FinCEN’s Proposed AML/CFT Program Reform: What Financial Institutions and Auditors Need to Know

In April 2026, the Financial Crimes Enforcement Network (FinCEN) issued a Notice of Proposed Rulemaking (NPRM) that would fundamentally reshape how financial institutions design, implement, and are examined on their anti-money laundering and countering the financing of terrorism (AML/CFT) programs. If finalized, this proposal represents the most significant rethink of Bank Secrecy Act (BSA) compliance in decades, particularly in how program effectiveness is evaluated.

For banks, credit unions, money services businesses, and other covered entities, the message is clear: success will no longer be defined by the volume of documentation, but by the institution’s ability to identify and mitigate real illicit-finance risk.

Why FinCEN Is Proposing Change

FinCEN’s proposal is part of the Treasury Department’s broader effort to modernize the U.S. AML/CFT framework under the Anti-Money Laundering Act of 2020. Treasury officials have expressed concern that the current system incentivizes check-the-box compliance rather than meaningful risk management.

The proposed rule fully withdraws and replaces FinCEN’s July 3, 2024 AML program proposal, signaling a decisive change in regulatory philosophy.

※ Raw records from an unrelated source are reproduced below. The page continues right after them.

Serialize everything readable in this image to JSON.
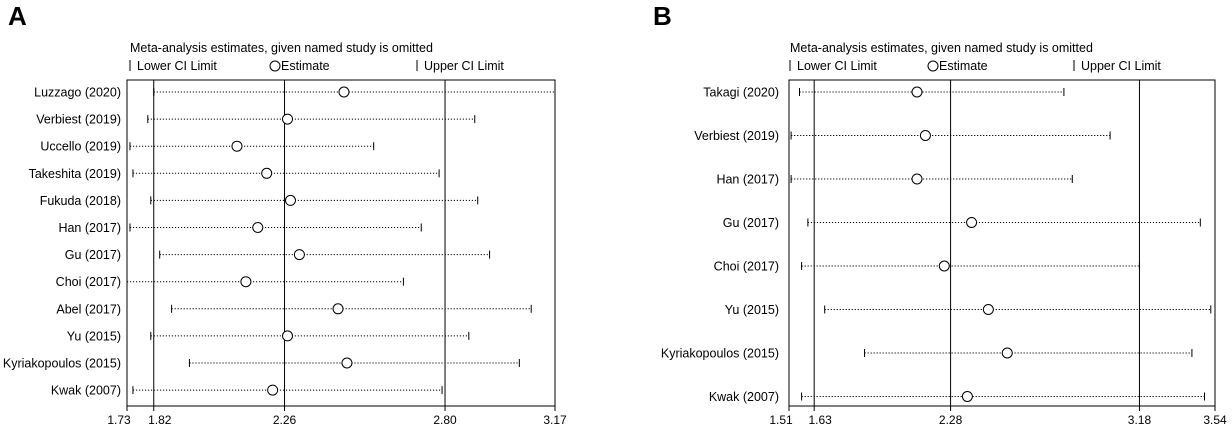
{
  "chart_data": [
    {
      "type": "forest",
      "panel_label": "A",
      "title": "Meta-analysis estimates, given named study is omitted",
      "legend": {
        "lower": "Lower CI Limit",
        "estimate": "Estimate",
        "upper": "Upper CI Limit"
      },
      "reference": {
        "lower": 1.82,
        "estimate": 2.26,
        "upper": 2.8
      },
      "xlim": [
        1.73,
        3.17
      ],
      "xticks": [
        {
          "value": 1.73,
          "label": "1.73"
        },
        {
          "value": 1.82,
          "label": "1.82"
        },
        {
          "value": 2.26,
          "label": "2.26"
        },
        {
          "value": 2.8,
          "label": "2.80"
        },
        {
          "value": 3.17,
          "label": "3.17"
        }
      ],
      "studies": [
        {
          "name": "Luzzago (2020)",
          "lower": 1.82,
          "estimate": 2.46,
          "upper": 3.17
        },
        {
          "name": "Verbiest (2019)",
          "lower": 1.8,
          "estimate": 2.27,
          "upper": 2.9
        },
        {
          "name": "Uccello (2019)",
          "lower": 1.74,
          "estimate": 2.1,
          "upper": 2.56
        },
        {
          "name": "Takeshita (2019)",
          "lower": 1.75,
          "estimate": 2.2,
          "upper": 2.78
        },
        {
          "name": "Fukuda (2018)",
          "lower": 1.81,
          "estimate": 2.28,
          "upper": 2.91
        },
        {
          "name": "Han (2017)",
          "lower": 1.74,
          "estimate": 2.17,
          "upper": 2.72
        },
        {
          "name": "Gu (2017)",
          "lower": 1.84,
          "estimate": 2.31,
          "upper": 2.95
        },
        {
          "name": "Choi (2017)",
          "lower": 1.73,
          "estimate": 2.13,
          "upper": 2.66
        },
        {
          "name": "Abel (2017)",
          "lower": 1.88,
          "estimate": 2.44,
          "upper": 3.09
        },
        {
          "name": "Yu (2015)",
          "lower": 1.81,
          "estimate": 2.27,
          "upper": 2.88
        },
        {
          "name": "Kyriakopoulos (2015)",
          "lower": 1.94,
          "estimate": 2.47,
          "upper": 3.05
        },
        {
          "name": "Kwak (2007)",
          "lower": 1.75,
          "estimate": 2.22,
          "upper": 2.79
        }
      ]
    },
    {
      "type": "forest",
      "panel_label": "B",
      "title": "Meta-analysis estimates, given named study is omitted",
      "legend": {
        "lower": "Lower CI Limit",
        "estimate": "Estimate",
        "upper": "Upper CI Limit"
      },
      "reference": {
        "lower": 1.63,
        "estimate": 2.28,
        "upper": 3.18
      },
      "xlim": [
        1.51,
        3.54
      ],
      "xticks": [
        {
          "value": 1.51,
          "label": "1.51"
        },
        {
          "value": 1.63,
          "label": "1.63"
        },
        {
          "value": 2.28,
          "label": "2.28"
        },
        {
          "value": 3.18,
          "label": "3.18"
        },
        {
          "value": 3.54,
          "label": "3.54"
        }
      ],
      "studies": [
        {
          "name": "Takagi (2020)",
          "lower": 1.56,
          "estimate": 2.12,
          "upper": 2.82
        },
        {
          "name": "Verbiest (2019)",
          "lower": 1.52,
          "estimate": 2.16,
          "upper": 3.04
        },
        {
          "name": "Han (2017)",
          "lower": 1.52,
          "estimate": 2.12,
          "upper": 2.86
        },
        {
          "name": "Gu (2017)",
          "lower": 1.6,
          "estimate": 2.38,
          "upper": 3.47
        },
        {
          "name": "Choi (2017)",
          "lower": 1.57,
          "estimate": 2.25,
          "upper": 3.18
        },
        {
          "name": "Yu (2015)",
          "lower": 1.68,
          "estimate": 2.46,
          "upper": 3.52
        },
        {
          "name": "Kyriakopoulos (2015)",
          "lower": 1.87,
          "estimate": 2.55,
          "upper": 3.43
        },
        {
          "name": "Kwak (2007)",
          "lower": 1.57,
          "estimate": 2.36,
          "upper": 3.49
        }
      ]
    }
  ]
}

A Shift to Risk-Based and Reasonably Designed Programs

At the heart of the proposal is a new standard: financial institutions must establish and maintain AML/CFT programs that are risk-based, reasonably designed, and effective. Institutions will be expected to identify their own illicit-finance risks and concentrate resources where those risks are highest.

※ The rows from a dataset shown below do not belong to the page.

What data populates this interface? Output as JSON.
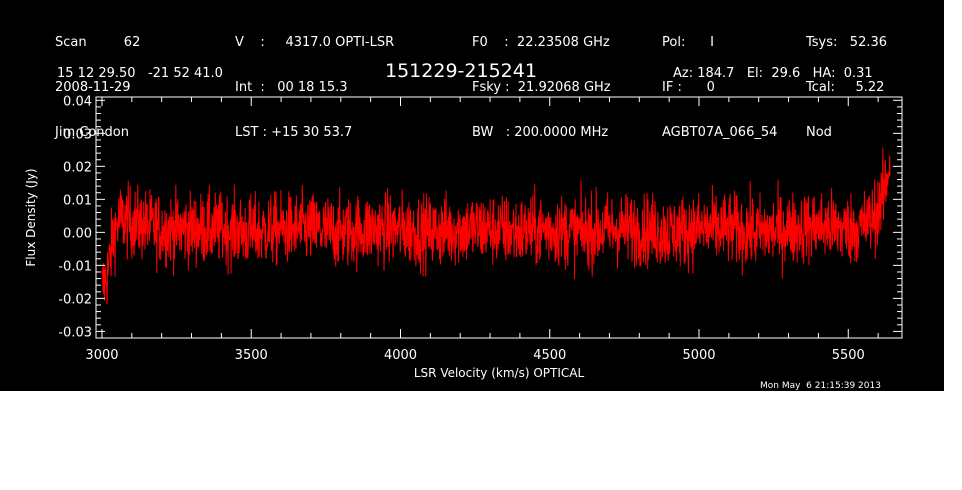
{
  "header": {
    "col1": [
      "Scan         62",
      "2008-11-29",
      "Jim Condon"
    ],
    "col2": [
      "V    :     4317.0 OPTI-LSR",
      "Int  :   00 18 15.3",
      "LST : +15 30 53.7"
    ],
    "col3": [
      "F0    :  22.23508 GHz",
      "Fsky :  21.92068 GHz",
      "BW   : 200.0000 MHz"
    ],
    "col4": [
      "Pol:      I",
      "IF :      0",
      "AGBT07A_066_54"
    ],
    "col5": [
      "Tsys:   52.36",
      "Tcal:     5.22",
      "Nod"
    ],
    "coords": "15 12 29.50   -21 52 41.0",
    "source": "151229-215241",
    "azel": "Az: 184.7   El:  29.6   HA:  0.31",
    "timestamp": "Mon May  6 21:15:39 2013"
  },
  "chart_data": {
    "type": "line",
    "xlabel": "LSR Velocity (km/s) OPTICAL",
    "ylabel": "Flux Density (Jy)",
    "xlim": [
      2980,
      5680
    ],
    "ylim": [
      -0.032,
      0.041
    ],
    "x_ticks": [
      3000,
      3500,
      4000,
      4500,
      5000,
      5500
    ],
    "x_tick_labels": [
      "3000",
      "3500",
      "4000",
      "4500",
      "5000",
      "5500"
    ],
    "y_ticks": [
      -0.03,
      -0.02,
      -0.01,
      0.0,
      0.01,
      0.02,
      0.03,
      0.04
    ],
    "y_tick_labels": [
      "-0.03",
      "-0.02",
      "-0.01",
      "0.00",
      "0.01",
      "0.02",
      "0.03",
      "0.04"
    ],
    "series": [
      {
        "color": "#ff0000",
        "x": [
          3000,
          3020,
          3040,
          3060,
          3100,
          3200,
          3300,
          3400,
          3500,
          3600,
          3700,
          3800,
          3900,
          4000,
          4100,
          4200,
          4300,
          4400,
          4500,
          4600,
          4700,
          4800,
          4900,
          5000,
          5100,
          5200,
          5300,
          5400,
          5500,
          5550,
          5580,
          5600,
          5620,
          5640
        ],
        "y": [
          -0.017,
          -0.012,
          0.0,
          0.004,
          0.003,
          0.001,
          0.001,
          0.001,
          0.0,
          0.001,
          0.001,
          0.0,
          0.001,
          0.001,
          0.0,
          0.001,
          0.001,
          0.0,
          0.001,
          0.0,
          0.001,
          0.001,
          0.0,
          0.001,
          0.001,
          0.0,
          0.001,
          0.002,
          0.001,
          0.002,
          0.004,
          0.007,
          0.012,
          0.022
        ],
        "noise_rms": 0.0055
      }
    ],
    "grid": false,
    "legend": "none"
  }
}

Clearer Distinction Between Design and Execution Failures

FinCEN’s proposal emphasizes distinguishing between failures in AML/CFT program design and failures in implementation. Only significant or systemic failures to implement an otherwise sound program would warrant enforcement action.

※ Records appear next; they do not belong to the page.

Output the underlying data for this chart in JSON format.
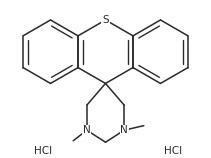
{
  "bg_color": "#ffffff",
  "line_color": "#2a2a2a",
  "text_color": "#2a2a2a",
  "S_label": "S",
  "N_label": "N",
  "HCl_left": "HCl",
  "HCl_right": "HCl",
  "figsize": [
    2.11,
    1.58
  ],
  "dpi": 100,
  "lw": 1.1,
  "font_size": 7.5
}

Implications for Independent Testing and Audit Functions

Independent testing will be expected to assess program effectiveness rather than simply validate technical compliance. Auditors should evaluate whether risk-based decisions are reasonable and supported, without substituting their own judgment when programs are properly designed.

FinCEN’s Expanded Supervisory Role

The proposal reinforces FinCEN’s central role in AML/CFT supervision, including a new notice and consultation framework with federal banking regulators to ensure consistent supervisory outcomes.

What Financial Institutions Should Do Now

Institutions should begin preparing by reassessing risk assessments, reviewing governance frameworks, aligning audit approaches, and training staff on the new effectiveness-focused expectations.

How Audit Firms Add Value in the New Framework

Audit firms will play a critical role in helping institutions evaluate whether AML/CFT programs are reasonably designed, risk-aligned, and effectively governed, moving compliance from a paperwork exercise to a true risk-management discipline.

Final Thought

FinCEN’s proposed rule signals a major shift in AML/CFT oversight. Institutions that embrace risk-based design, documented decision-making, and effective governance will be best positioned for future examinations and regulatory success.